Query Builder Date Filter Performance


#1

Dear metabase community,

we are using metabase within our company with great success. It is a phantastic tool that enables many users without SQL knowledge to build the reports they need.

Unfortunately there is one issue that causes major problems for us regarding the usage of date/time related filters:

Many of our database tables contain time series data. The tables grow quite big over time. Each table has an indexed timestamp column. Most of our reports contain a date filter such as

  • show me the data for the last month or
  • show me the data for the last 5 days

When filtering the data based on the timestamp column using the metabase query builder, the generated SQL does not filter on the raw timestamp field but on some transformation of the timestamp field. Examples:

  • WHERE date_trunc(‘month’, CAST(“public”.“my_events”.“event_timestamp” AS timestamp)) = date_trunc(‘month’, CAST((NOW() + INTERVAL ‘-1 month’) AS timestamp))
  • WHERE CAST(“public”.“my_events”.“event_timestamp” AS date) BETWEEN CAST((NOW() + INTERVAL ‘-5 day’) AS date) AND CAST((NOW() + INTERVAL ‘-1 day’) AS date)

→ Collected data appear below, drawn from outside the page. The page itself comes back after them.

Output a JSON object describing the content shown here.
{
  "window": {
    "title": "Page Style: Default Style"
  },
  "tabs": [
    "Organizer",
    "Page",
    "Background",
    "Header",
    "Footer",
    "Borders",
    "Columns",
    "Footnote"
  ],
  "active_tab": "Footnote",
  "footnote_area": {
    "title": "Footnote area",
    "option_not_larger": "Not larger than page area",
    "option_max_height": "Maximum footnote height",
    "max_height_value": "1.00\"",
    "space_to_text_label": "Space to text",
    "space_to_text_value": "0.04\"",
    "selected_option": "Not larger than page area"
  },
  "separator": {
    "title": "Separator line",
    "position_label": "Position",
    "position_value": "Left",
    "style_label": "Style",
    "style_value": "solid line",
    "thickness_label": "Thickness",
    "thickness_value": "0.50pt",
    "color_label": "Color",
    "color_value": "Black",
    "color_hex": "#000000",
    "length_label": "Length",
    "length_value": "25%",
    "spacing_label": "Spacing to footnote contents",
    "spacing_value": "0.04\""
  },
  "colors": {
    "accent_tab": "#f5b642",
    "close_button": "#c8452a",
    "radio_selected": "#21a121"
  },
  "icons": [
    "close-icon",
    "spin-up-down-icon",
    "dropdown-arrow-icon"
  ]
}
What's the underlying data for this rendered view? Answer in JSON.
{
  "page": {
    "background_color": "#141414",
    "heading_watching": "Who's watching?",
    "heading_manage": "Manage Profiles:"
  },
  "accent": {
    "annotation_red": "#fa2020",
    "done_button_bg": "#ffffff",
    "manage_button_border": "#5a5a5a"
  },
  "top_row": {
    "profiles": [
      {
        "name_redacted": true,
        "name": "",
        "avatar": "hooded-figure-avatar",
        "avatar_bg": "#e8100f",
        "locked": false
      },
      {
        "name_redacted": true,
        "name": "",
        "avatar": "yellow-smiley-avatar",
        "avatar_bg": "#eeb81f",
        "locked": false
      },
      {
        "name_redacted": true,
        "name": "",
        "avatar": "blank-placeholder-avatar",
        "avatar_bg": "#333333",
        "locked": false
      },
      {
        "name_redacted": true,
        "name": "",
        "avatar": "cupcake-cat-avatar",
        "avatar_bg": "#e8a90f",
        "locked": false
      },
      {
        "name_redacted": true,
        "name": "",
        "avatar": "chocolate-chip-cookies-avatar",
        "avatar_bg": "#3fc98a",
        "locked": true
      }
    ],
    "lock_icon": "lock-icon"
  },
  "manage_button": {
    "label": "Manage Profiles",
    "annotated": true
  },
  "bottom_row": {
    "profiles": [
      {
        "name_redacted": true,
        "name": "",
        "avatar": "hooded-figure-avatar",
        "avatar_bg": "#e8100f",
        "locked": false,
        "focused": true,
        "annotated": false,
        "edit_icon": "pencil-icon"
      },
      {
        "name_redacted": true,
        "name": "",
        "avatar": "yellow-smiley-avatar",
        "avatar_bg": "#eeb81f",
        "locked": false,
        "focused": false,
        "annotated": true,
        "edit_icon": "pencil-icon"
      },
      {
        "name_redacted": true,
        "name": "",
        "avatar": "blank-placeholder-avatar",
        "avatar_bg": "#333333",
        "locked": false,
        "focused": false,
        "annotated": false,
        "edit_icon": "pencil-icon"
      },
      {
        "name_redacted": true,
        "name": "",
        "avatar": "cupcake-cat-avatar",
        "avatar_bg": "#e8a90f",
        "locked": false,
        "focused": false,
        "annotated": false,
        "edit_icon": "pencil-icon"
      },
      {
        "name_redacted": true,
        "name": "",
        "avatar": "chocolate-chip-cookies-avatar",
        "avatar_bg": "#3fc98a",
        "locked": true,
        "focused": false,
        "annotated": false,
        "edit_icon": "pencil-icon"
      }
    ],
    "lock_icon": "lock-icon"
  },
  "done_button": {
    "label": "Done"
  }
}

Postgres, MySQL and probably most other relational database systems will not be able to make use of the index on the the timestamp field when casts or functions are applied to the field in the where condition. As a result, the whole table will be read for building a report about a few days of data. As our tables grow, the reports become slower and slower - and finally unusable.

Since the upcoming metabase release 0.33 will have a focus on the query builder, I would like to highlight this issue once again. I think many people besides us would benefit from improving the query builder with respect to date / time filtering.

Is there anything we can do to get this topic prioritized for the 0.33 release?

If some information is missing or if I can help solving this issue in any way please let me know.

To show that this topic affects a lot of people I collected the discussions and github issues about this topic from the recent years (unfortunately I am not allowed to post more than two links since I am new to this list):

Issues:

  • Performance Improvement: Use date range instead of casting #4043 - Jan 2017
  • Relative date filter field evades indices #6098 - Oct 2017
  • Performance problem on postgresql’s partitioned tables when using field filter #8275 - Aug 2018:
  • mysql table can not using date column index #9139 - Dec 2018:
  • filter on date column takes a very long time #9187 - Jan 2019:

Discussions:

  • Index usage on MySQL
  • Timestamp filters on indexes fields in MySQL
  • Select problem toward MariaDB

#2

Hi @lethum

Great write-up!

I’m not sure if it will be fixed for 0.33, since it would need a driver re-write (as far as I can understand) and then you would need to prioritize which drivers to focus on first.

I think the best options are:

  1. Go and vote on #4043 by clicking :+1: on the first post. The other issues are duplicates.
  2. Try to modify a driver, then do extensive tests and submit a PR.
  3. Support the project via sponsoring a bug - not sure if this issue is too big for sponsorship.

#3

Hi @flamber,

thank you for the quick response and for pointing out the available options.

  1. I did so :slight_smile:
  2. and 3.: I will check our options and budget about this.

#4

In my experience, the best you can do about this, at the momento, is to try, most of the times, to use BETWEEN clause for dates. In MySQL, at least, metabase uses the raw column, rather than applying some transformation over it, therefore allowing the usage of indexes. Given most of my users do select fixed date frames, rather than fixed periods (eg last 5 months), it has helped us QUITE A BIT (at 0.29, even using between, metabase would use date(column) anyway, even when the column had a date type).

Waiting for this improvement to come, though.